- Origin: Winnipeg, Manitoba, Canada
- Genres: Alternative country; folk rock; rock;
- Years active: 2013–present
- Labels: Slate Creek Records Birthday Cake Records
- Members: Joey Landreth; David Landreth;
- Past members: Alex Campbell; Cody Iwasiuk; Ryan Voth; Ariel Posen;
- Website: thebroslandreth.com

= The Bros. Landreth =

Canadian country/folk music group

The Bros. Landreth are a Canadian alternative country and folk music group. Their debut album Let It Lie won the Juno Award for Roots & Traditional Album of the Year – Group at the Juno Awards of 2015.

The group was first formed in 2013 by brothers Joey and David Landreth, the sons of Winnipeg musician Wally Landreth. The brothers share vocal duties, while Joey plays guitar and David plays bass. The initial band lineup also included Alex Campbell on piano and Ryan Voth on drums. The band has also toured with musicians Ariel Posen on second guitar, Cody Iwasiuk, Curtis Nowosad and Michael Carbone on drums, and Liam Duncan and Darryl "Duke" Havers on keys.

Let It Lie was released independently in 2013. In 2014, the band signed an American distribution deal with Slate Creek Records, who rereleased the album in the United States and Europe in January 2015.

At the 10th Canadian Folk Music Awards in 2014, the band won the award for New/Emerging Artist of the Year, and Let It Lie was a nominee for Contemporary Album of the Year. The band was nominated for Songwriter Of The Year and Roots Group Recording Of The Year at the Western Canadian Music Awards.

The band have toured both Canada and the United States.
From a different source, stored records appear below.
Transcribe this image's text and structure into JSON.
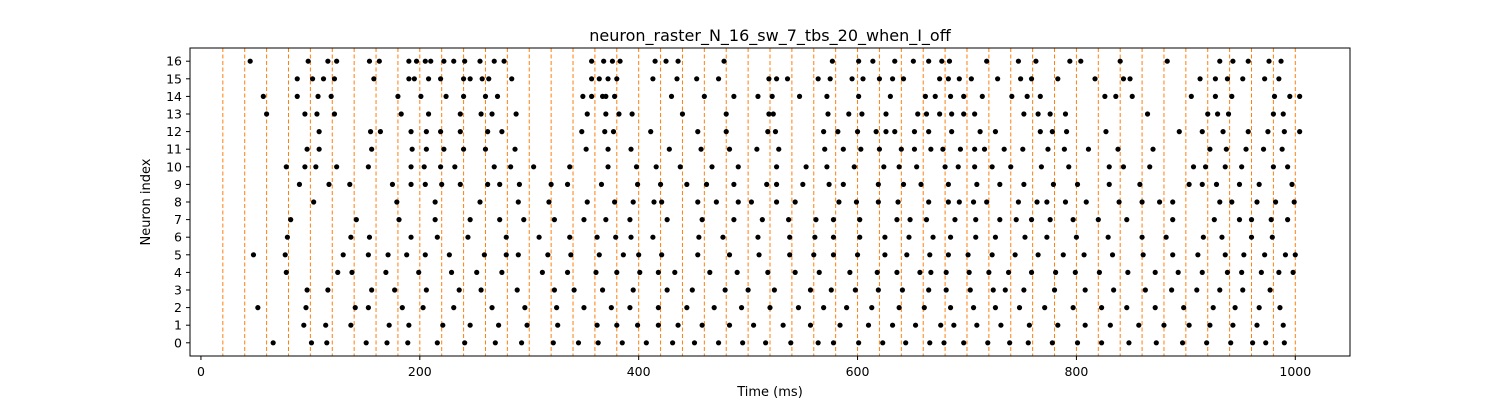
{
  "chart_data": {
    "type": "scatter",
    "title": "neuron_raster_N_16_sw_7_tbs_20_when_I_off",
    "xlabel": "Time (ms)",
    "ylabel": "Neuron index",
    "xlim": [
      -10,
      1050
    ],
    "ylim": [
      -0.75,
      16.75
    ],
    "xticks": [
      0,
      200,
      400,
      600,
      800,
      1000
    ],
    "yticks": [
      0,
      1,
      2,
      3,
      4,
      5,
      6,
      7,
      8,
      9,
      10,
      11,
      12,
      13,
      14,
      15,
      16
    ],
    "grid": false,
    "legend": "none",
    "marker_color": "#000000",
    "vline_color": "#ff7f0e",
    "vlines_x": [
      20,
      40,
      60,
      80,
      100,
      120,
      140,
      160,
      180,
      200,
      220,
      240,
      260,
      280,
      300,
      320,
      340,
      360,
      380,
      400,
      420,
      440,
      460,
      480,
      500,
      520,
      540,
      560,
      580,
      600,
      620,
      640,
      660,
      680,
      700,
      720,
      740,
      760,
      780,
      800,
      820,
      840,
      860,
      880,
      900,
      920,
      940,
      960,
      980,
      1000
    ],
    "spikes": [
      {
        "neuron": 16,
        "times": [
          45,
          98,
          116,
          124,
          154,
          163,
          190,
          197,
          205,
          210,
          222,
          231,
          241,
          255,
          268,
          277,
          357,
          368,
          376,
          383,
          415,
          425,
          436,
          478,
          577,
          601,
          614,
          634,
          651,
          665,
          677,
          684,
          718,
          747,
          763,
          794,
          804,
          840,
          883,
          931,
          943,
          957,
          976,
          987
        ]
      },
      {
        "neuron": 15,
        "times": [
          88,
          102,
          112,
          122,
          158,
          190,
          195,
          208,
          219,
          240,
          246,
          257,
          263,
          284,
          357,
          364,
          372,
          380,
          413,
          435,
          453,
          473,
          519,
          526,
          536,
          564,
          575,
          595,
          605,
          620,
          632,
          642,
          675,
          683,
          693,
          704,
          728,
          749,
          759,
          783,
          817,
          843,
          849,
          913,
          927,
          938,
          952,
          972,
          985
        ]
      },
      {
        "neuron": 14,
        "times": [
          57,
          88,
          107,
          119,
          180,
          201,
          224,
          240,
          260,
          271,
          349,
          357,
          367,
          370,
          378,
          430,
          460,
          487,
          509,
          522,
          547,
          572,
          601,
          630,
          662,
          671,
          685,
          697,
          714,
          741,
          755,
          767,
          826,
          836,
          851,
          905,
          927,
          942,
          981,
          995,
          1004
        ]
      },
      {
        "neuron": 13,
        "times": [
          60,
          95,
          106,
          122,
          183,
          208,
          237,
          256,
          266,
          288,
          353,
          370,
          382,
          394,
          440,
          480,
          519,
          523,
          573,
          592,
          604,
          626,
          655,
          663,
          675,
          686,
          697,
          707,
          752,
          765,
          776,
          790,
          865,
          920,
          929,
          939,
          980,
          989
        ]
      },
      {
        "neuron": 12,
        "times": [
          108,
          155,
          164,
          192,
          206,
          219,
          237,
          262,
          275,
          348,
          369,
          377,
          411,
          454,
          480,
          518,
          525,
          569,
          582,
          600,
          617,
          626,
          634,
          652,
          665,
          686,
          712,
          726,
          767,
          778,
          791,
          827,
          894,
          915,
          934,
          957,
          975,
          990,
          1004
        ]
      },
      {
        "neuron": 11,
        "times": [
          97,
          108,
          156,
          193,
          206,
          222,
          240,
          260,
          287,
          352,
          372,
          393,
          428,
          457,
          483,
          508,
          528,
          570,
          587,
          603,
          620,
          640,
          652,
          667,
          678,
          694,
          707,
          716,
          734,
          751,
          774,
          789,
          811,
          838,
          870,
          922,
          937,
          955,
          971,
          988
        ]
      },
      {
        "neuron": 10,
        "times": [
          78,
          95,
          105,
          124,
          153,
          192,
          204,
          219,
          232,
          268,
          283,
          304,
          337,
          372,
          398,
          416,
          438,
          467,
          491,
          526,
          553,
          572,
          597,
          624,
          638,
          654,
          680,
          692,
          707,
          723,
          740,
          768,
          793,
          830,
          843,
          867,
          907,
          918,
          936,
          951,
          980,
          993
        ]
      },
      {
        "neuron": 9,
        "times": [
          90,
          117,
          136,
          175,
          192,
          205,
          220,
          237,
          262,
          273,
          291,
          320,
          335,
          366,
          399,
          420,
          444,
          462,
          487,
          517,
          526,
          550,
          574,
          587,
          619,
          642,
          658,
          683,
          709,
          730,
          752,
          779,
          801,
          830,
          858,
          903,
          915,
          928,
          949,
          967,
          997
        ]
      },
      {
        "neuron": 8,
        "times": [
          103,
          179,
          214,
          255,
          290,
          318,
          353,
          378,
          395,
          414,
          421,
          454,
          471,
          491,
          503,
          526,
          543,
          583,
          599,
          619,
          637,
          665,
          683,
          693,
          706,
          718,
          747,
          764,
          773,
          790,
          809,
          839,
          860,
          876,
          888,
          931,
          942,
          965,
          982,
          999
        ]
      },
      {
        "neuron": 7,
        "times": [
          82,
          142,
          181,
          214,
          246,
          273,
          295,
          323,
          350,
          370,
          392,
          426,
          458,
          487,
          513,
          537,
          562,
          578,
          602,
          636,
          648,
          663,
          689,
          708,
          730,
          745,
          759,
          776,
          797,
          820,
          846,
          888,
          926,
          949,
          960,
          978,
          993
        ]
      },
      {
        "neuron": 6,
        "times": [
          79,
          137,
          154,
          192,
          216,
          244,
          279,
          309,
          337,
          362,
          379,
          393,
          413,
          455,
          477,
          509,
          538,
          561,
          578,
          602,
          625,
          647,
          669,
          685,
          708,
          726,
          753,
          773,
          800,
          829,
          860,
          882,
          916,
          933,
          960,
          979
        ]
      },
      {
        "neuron": 5,
        "times": [
          48,
          77,
          130,
          153,
          171,
          188,
          205,
          227,
          259,
          279,
          290,
          317,
          338,
          364,
          386,
          400,
          421,
          454,
          483,
          510,
          538,
          560,
          578,
          600,
          625,
          645,
          666,
          683,
          701,
          723,
          744,
          765,
          788,
          807,
          833,
          861,
          888,
          911,
          936,
          953,
          972,
          991,
          1000
        ]
      },
      {
        "neuron": 4,
        "times": [
          78,
          125,
          138,
          169,
          199,
          229,
          252,
          275,
          312,
          335,
          361,
          380,
          401,
          418,
          433,
          465,
          490,
          518,
          543,
          565,
          593,
          618,
          636,
          657,
          667,
          681,
          702,
          720,
          738,
          759,
          781,
          799,
          821,
          847,
          872,
          893,
          915,
          938,
          951,
          969,
          985,
          998
        ]
      },
      {
        "neuron": 3,
        "times": [
          97,
          116,
          156,
          177,
          206,
          236,
          256,
          289,
          323,
          341,
          367,
          395,
          426,
          449,
          479,
          500,
          524,
          557,
          576,
          598,
          619,
          641,
          665,
          681,
          703,
          724,
          735,
          752,
          780,
          808,
          834,
          863,
          887,
          910,
          931,
          952,
          977
        ]
      },
      {
        "neuron": 2,
        "times": [
          52,
          96,
          141,
          153,
          184,
          203,
          231,
          266,
          296,
          325,
          350,
          375,
          392,
          418,
          444,
          469,
          494,
          520,
          546,
          569,
          590,
          613,
          638,
          661,
          685,
          706,
          726,
          748,
          771,
          797,
          823,
          846,
          872,
          898,
          925,
          945,
          967,
          986
        ]
      },
      {
        "neuron": 1,
        "times": [
          94,
          114,
          137,
          172,
          190,
          221,
          246,
          272,
          298,
          326,
          362,
          380,
          399,
          418,
          436,
          458,
          483,
          505,
          532,
          557,
          584,
          610,
          632,
          653,
          676,
          688,
          709,
          731,
          757,
          783,
          808,
          831,
          857,
          880,
          903,
          922,
          943,
          965,
          989
        ]
      },
      {
        "neuron": 0,
        "times": [
          66,
          101,
          115,
          151,
          170,
          189,
          216,
          241,
          269,
          293,
          322,
          345,
          363,
          385,
          407,
          431,
          451,
          473,
          495,
          516,
          539,
          564,
          578,
          601,
          623,
          644,
          666,
          679,
          697,
          719,
          739,
          756,
          778,
          801,
          823,
          848,
          873,
          897,
          919,
          941,
          961,
          973,
          990
        ]
      }
    ]
  }
}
They attracted additional media attention when American rock icon John Oates agreed to perform as an opening act for the band at a 2015 tour stop in Nashville.

In 2019 the band released their album 87.

On February 24, 2022, Bonnie Raitt released a cover of "Made Up Mind", which appears on her album Just Like That.... Her recording of the song won a Grammy Award for Best Americana Performance at the 65th Annual Grammy Awards in 2023.

The band released the album Dog Ear on 14 November 2025. The album features two collaborations with Bonnie Raitt.

==Personal lives==
David Landreth is married to Roberta Hansen, an artist and designer who also won a Juno Award in 2015, in the Recording Package of the Year category, for her work on Steve Bell's album Pilgrimage.